Why in a democracy do so many people feel like outsiders marginalised in a system that blocks their ability to negotiate and find solutions?

How do we overcome this intransigence, this feeling of banging one’s head against a brick wall? Well, I learnt last week that the solution is really simple and surprisingly this enlightenment came from none other than the country’s auditor-general (AG), Terence Nombembe. Nombembe, who was in the province last week, reminded us that while business is there to make profits, government is there to serve the people.

He said that the simplest way to start getting service delivery right is by keeping proper records and filing systems that are accessible. This record keeping would include correspondence and actions on the matter. So when the Midlands Rugby Sub-union or Rashida, Glenda or the Derek Hall body corporate have a problem there are records kept of what happened, the correspondence on the matter and what action, if any, was taken. This will not only help hold officials accountable, it will also assist others who come later to know the history of the issue.

According to Nombembe, together with record keeping and filing, there has to be constant monitoring and evaluation of the work being done.

It is all about having systems in place and having staff willing to do what they are paid for. A criticism of the National Health Insurance (NHI) is that it is just a case of throwing money at a problem when more needs to be done about changing attitudes, instilling a work ethic and paying attention to the smaller details like the filing.

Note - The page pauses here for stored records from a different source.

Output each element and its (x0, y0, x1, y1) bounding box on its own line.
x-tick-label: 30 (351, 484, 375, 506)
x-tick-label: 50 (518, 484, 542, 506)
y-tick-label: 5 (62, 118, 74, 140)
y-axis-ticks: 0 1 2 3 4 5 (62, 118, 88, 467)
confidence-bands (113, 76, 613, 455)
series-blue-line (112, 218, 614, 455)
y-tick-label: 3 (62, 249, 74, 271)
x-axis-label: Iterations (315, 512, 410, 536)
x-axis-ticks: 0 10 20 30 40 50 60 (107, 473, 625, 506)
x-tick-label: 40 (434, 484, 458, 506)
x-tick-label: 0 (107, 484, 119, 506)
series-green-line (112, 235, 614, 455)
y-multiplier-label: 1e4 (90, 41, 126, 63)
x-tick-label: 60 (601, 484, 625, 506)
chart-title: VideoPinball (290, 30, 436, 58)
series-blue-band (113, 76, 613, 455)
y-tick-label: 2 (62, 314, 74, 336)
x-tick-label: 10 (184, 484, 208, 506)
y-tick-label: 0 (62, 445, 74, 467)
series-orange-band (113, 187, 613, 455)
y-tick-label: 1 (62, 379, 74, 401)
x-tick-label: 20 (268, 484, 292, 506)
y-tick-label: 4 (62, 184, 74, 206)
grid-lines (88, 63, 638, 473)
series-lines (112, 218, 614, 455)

The AG’s office wants to use KwaZulu-Natal to conduct a performance-audit pilot project. Perhaps his office could choose Msunduzi Municipality as one of its sites. This will help this municipality, currently under administration, to get systems in place, get its filing right and train a responsive and proactive staff. In this way, organisations like the Midlands Rugby Sub-union or Mrs Radebe standing in the queue at the electricity-account office, will get prompt responses to their queries.

It’s time the municipality of the capital centre moved out from under its current cloud and became a leading light in local government service delivery.